ELLA Training Details

First of all, thanks for the remarkable work! I've a few questions about the training details:

Batch size and steps of training SD1.5 on 512 res
Batch size and steps of training SDXL on 512 & 1024 res
Is 34M training data size necessary? Have you tried training on 0.1M, 1M, 10M oens?
How is the 100K 1024 res data collected?
What's the prompt used for data recaption?

Thanks

Apr 15 '24 11:04 chenbowen

I am training SDXL ELLA so I can answer a few.

Batch size and steps of training SDXL on 512 & 1024 res

As big as you can get ideally.

Is 34M training data size necessary? Have you tried training on 0.1M, 1M, 10M oens?

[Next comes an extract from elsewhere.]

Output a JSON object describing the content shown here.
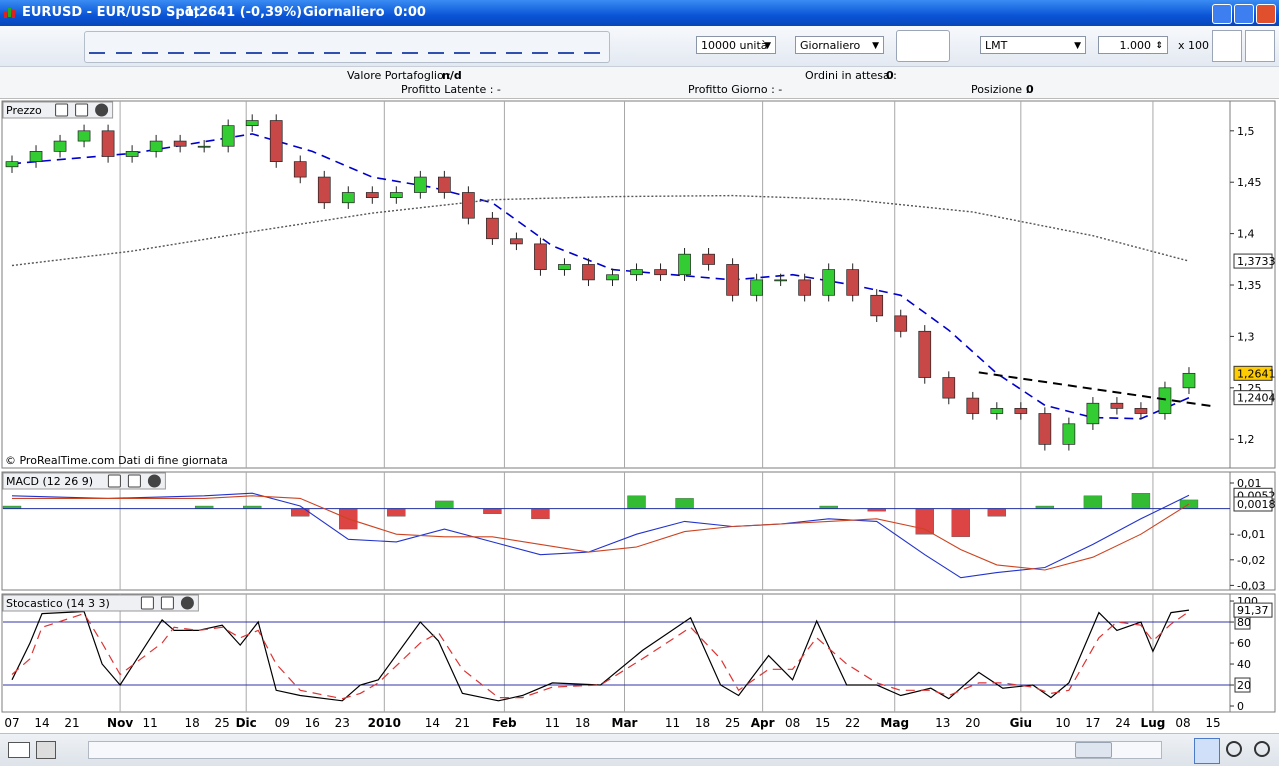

34 M is actually maybe too small. I have tried training on smaller amounts and if the concept doesn't exist in your training data the adapter may struggle with reproducing it, see: https://github.com/TencentQQGYLab/ELLA/issues/35

What's the prompt used for data recaption?

You can just use any major mllm like llava 1.6 and "Describe this image in detail".

May 07 '24 00:05 AmericanPresidentJimmyCarter

@AmericanPresidentJimmyCarter Hello, I would appreciate it if you could share your training script and code,thanks a lot!

May 09 '24 01:05 DthdZK

@AmericanPresidentJimmyCarter Hello, I would appreciate it if you could share your training script and code,thanks a lot!

looks like training scripts are here: https://github.com/DataCTE/ELLA_Training and https://github.com/TencentQQGYLab/ELLA/pull/27

May 24 '24 14:05 matbeedotcom

@AmericanPresidentJimmyCarter Hello, I would appreciate it if you could share your training script and code,thanks a lot!

If it ever works well I will release the weights. I don't have anything like the results from the paper so far.

May 24 '24 21:05 AmericanPresidentJimmyCarter